The Mineral and Petroleum Industry 2012-13 Review by the WA Mines and Petroleum (DMP) department found iron ore and gold accounted for 84 per cent or $65.3 billion of all mineral sales in 2012-2013.
Fuelled by a strong international demand, particularly from China, iron ore was the state’s strongest seller for the period, with 73 per cent of total sales at $56.4 billion.
According to the report, the falling Australian dollar helped the sector cope with falling commodity prices, which resulted in 513 million tonnes of iron ore exports; a 13 per cent increase on the previous year.
The only downside was an overall drop in the iron ore price, which influenced actual 7.3 per cent drop in the value of sales.

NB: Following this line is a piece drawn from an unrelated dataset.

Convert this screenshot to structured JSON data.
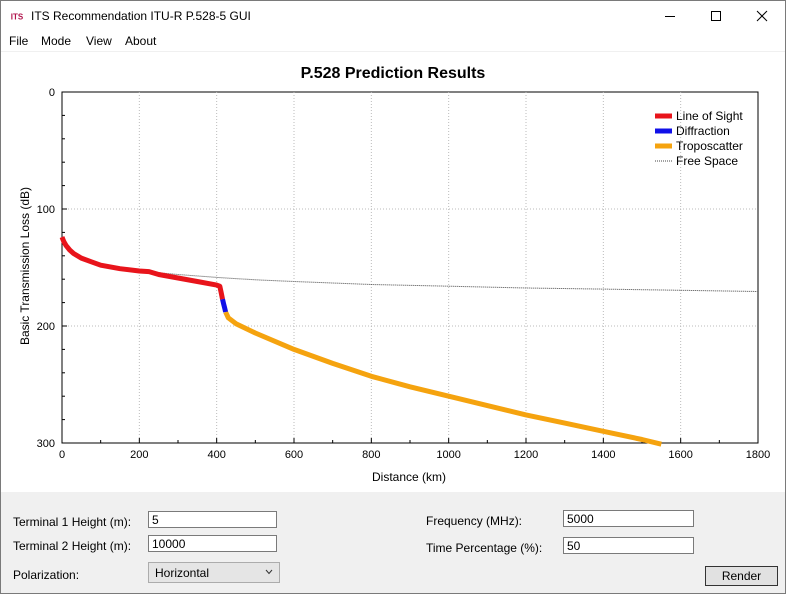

WA Mines and Petroleum minister Bill Marmion said the results proved that the reduction of red and green tape and improved efficiencies had positively impacted the sector.
“What this means is jobs, jobs, jobs for West Australians,” he said.
“I am working with DMP to drive down costs and attract ongoing resources investment into WA, for the benefit of West Australians.
“WA has also recently extended Program of Works validity from two to four years and we continue to offer two rounds of government co-funding a year to projects – supporting more than 320,000m of exploration drilling in the past five years.
“Our state maintained its ranking in the Fraser Institute Survey of Mining Companies during 2012-2013, achieving the highest ranking in Australia and the 15th best exploration destination in the world – which is impressive.”
The DMP figures also showed WA was the top state for mining investment in 2012 and 2013, attracting 51 per cent of total national capital spending valued at a record $95 billion.
Strong foreign commodities demand has fuelled new capital mining expenditure at an annual rate of 23 per cent during the five years to 2012-2013.
WA has $146 billion worth of resource projects under construction or at the committed stage of development, while a further $97 billion has been identified as planned or possible projects for the future.